If you’ve played a Mystery Dungeon game, you can grasp Z.H.P.’s mechanics. Everything is turn-based; each step lets you and every monster around you move, and you need to plan ahead to avoid getting surrounded, and to best attack enemies. You can perform basic attacks with your equipped weapon, or expend a great deal of stamina to perform a variety of special attacks based on your equipment. Equipment is extremely varied, ranging from swords to guns to different hats to tank treads to wings to cat tails, and they all change how your character looks.

Unfortunately, you’re going to have a hard time keeping those items, and any levels you accumulate. One of Z.H.P.’s most bizarre systems is its constant deaths and the need to build yourself up from scratch over and over. Whenever you die in a dungeon, your level resets to 1 and you lose all of your items. You can keep the items you picked up if you safely leave a dungeon, but your level still resets to 1. However, each level you gain in the dungeons contributes to your “total level” rating, which gives you stat bonuses and slowly, but surely, makes you stronger. These stat bonuses can be augmented by turning the items you get out of the dungeons into chips you implant into your body to get even more stat boosts. Combined with a very equipment-intensive stat and skill system and a ridiculous level of micromanagement, and you have a game that tons of JRPG fans will love, and tons more gamers will totally hate. It’s wheels within wheels of grinding, all tempered by a ton of opportunities to squeeze every last stat point from your inventory.

You can also customize your “headquarters” by setting up facilities like a blacksmith’s office, a trucker’s office, a doctor’s office, and even a home complete with a Prinny wife.

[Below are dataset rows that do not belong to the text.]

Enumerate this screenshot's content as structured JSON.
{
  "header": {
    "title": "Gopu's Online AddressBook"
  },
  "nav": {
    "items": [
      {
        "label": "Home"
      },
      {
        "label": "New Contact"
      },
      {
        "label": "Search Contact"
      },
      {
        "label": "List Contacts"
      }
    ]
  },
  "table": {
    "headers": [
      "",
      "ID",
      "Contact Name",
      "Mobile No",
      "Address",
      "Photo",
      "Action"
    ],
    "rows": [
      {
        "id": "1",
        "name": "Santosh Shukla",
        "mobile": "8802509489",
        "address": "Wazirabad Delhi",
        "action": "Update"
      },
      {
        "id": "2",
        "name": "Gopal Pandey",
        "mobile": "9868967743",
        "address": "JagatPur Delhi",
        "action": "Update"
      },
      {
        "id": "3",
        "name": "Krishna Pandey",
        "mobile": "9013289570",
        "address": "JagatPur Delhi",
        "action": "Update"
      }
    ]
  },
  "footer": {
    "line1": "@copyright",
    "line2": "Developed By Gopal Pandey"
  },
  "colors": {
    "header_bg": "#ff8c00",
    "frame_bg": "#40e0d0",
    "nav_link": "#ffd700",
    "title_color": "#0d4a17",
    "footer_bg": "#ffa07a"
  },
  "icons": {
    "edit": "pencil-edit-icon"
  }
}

Each facility gives you benefits in the dungeons; the home lets you get a stamina-replenishing meal from your Prinny wife, the truckers can set up a mobile base at a designated spot in the dungeon so you can repair your equipment and even leave with all your goods before beating the level if necessary, the doctor’s office performs the aforementioned cybernetic implants, and so on. It’s yet another level of customization that gives you control over your dungeon exploration.

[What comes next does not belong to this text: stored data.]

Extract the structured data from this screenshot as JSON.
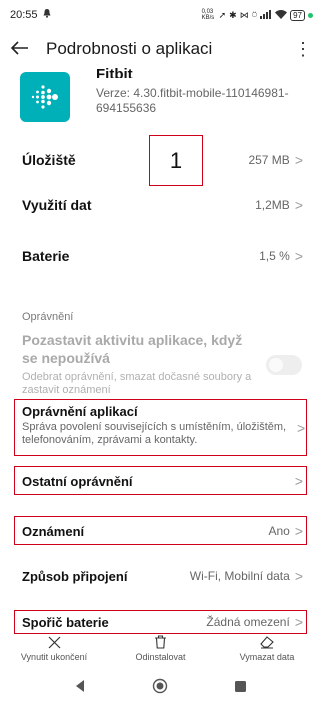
{
  "status_bar": {
    "time": "20:55",
    "speed": "0,03 KB/s",
    "battery": "97"
  },
  "appbar": {
    "title": "Podrobnosti o aplikaci"
  },
  "app": {
    "name": "Fitbit",
    "version": "Verze: 4.30.fitbit-mobile-110146981-694155636"
  },
  "annotation": {
    "number": "1"
  },
  "rows": {
    "storage": {
      "label": "Úložiště",
      "value": "257 MB"
    },
    "data_usage": {
      "label": "Využití dat",
      "value": "1,2MB"
    },
    "battery": {
      "label": "Baterie",
      "value": "1,5 %"
    }
  },
  "permissions_section": {
    "label": "Oprávnění",
    "pause_title": "Pozastavit aktivitu aplikace, když se nepoužívá",
    "pause_desc": "Odebrat oprávnění, smazat dočasné soubory a zastavit oznámení",
    "pause_enabled": false,
    "app_permissions_title": "Oprávnění aplikací",
    "app_permissions_desc": "Správa povolení souvisejících s umístěním, úložištěm, telefonováním, zprávami a kontakty.",
    "other_permissions": "Ostatní oprávnění",
    "notifications_label": "Oznámení",
    "notifications_value": "Ano",
    "connection_label": "Způsob připojení",
    "connection_value": "Wi-Fi, Mobilní data",
    "battery_saver_label": "Spořič baterie",
    "battery_saver_value": "Žádná omezení"
  },
  "bottom_actions": {
    "force_stop": "Vynutit ukončení",
    "uninstall": "Odinstalovat",
    "clear_data": "Vymazat data"
  },
  "colors": {
    "accent_red": "#d0021b",
    "fitbit_teal": "#00b0b9"
  }
}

It wouldn’t be an NIS game without a ridiculous number of optional dungeons, and Z.H.P. fulfills that requirement in spades. You can find special cards in the dungeons that unlock different themed dungeons named after anime, manga, and Japanese novels. These special dungeons have their own unique characteristics, and can provide plenty of powerful and rare equipment. Each dungeon you beat gives you a new costume (under all your equipment), based on the anime/manga/novel it’s named after, and there are dozens of these dungeons. Of course, there are also nearly bottomless, randomly generated, randomly-themed training dungeons for general grinding purposes, as well.

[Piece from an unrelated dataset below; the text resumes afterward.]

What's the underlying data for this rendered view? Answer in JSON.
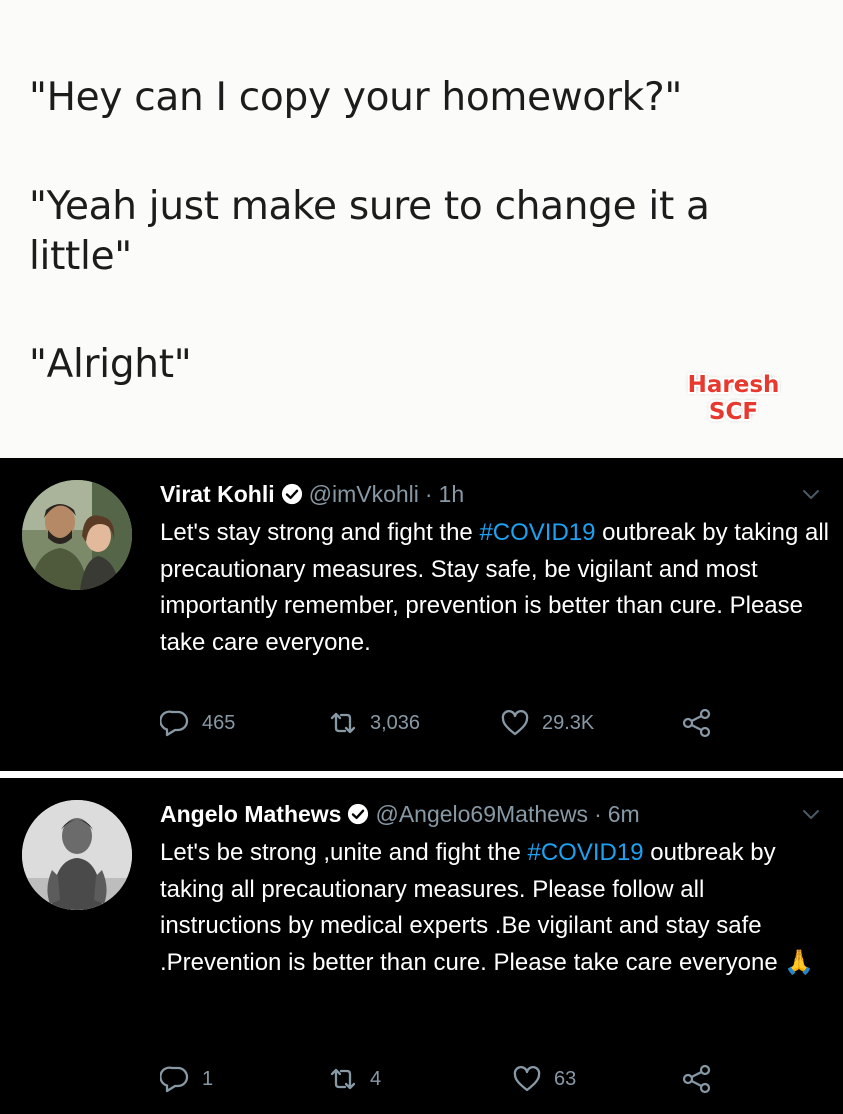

Z.H.P.: Unlosing Ranger Vs. Darkdeath Evilman is a great game, for those in the narrow audience to which the genre itself appeals. Its grinding, its random levels, its unforgiving difficulty, it’s all like crack to NIS America fans, turn-based JRPG fans, and most importantly the small group of gamers who love series like Mystery Dungeon and other random, turn-based dungeon crawlers.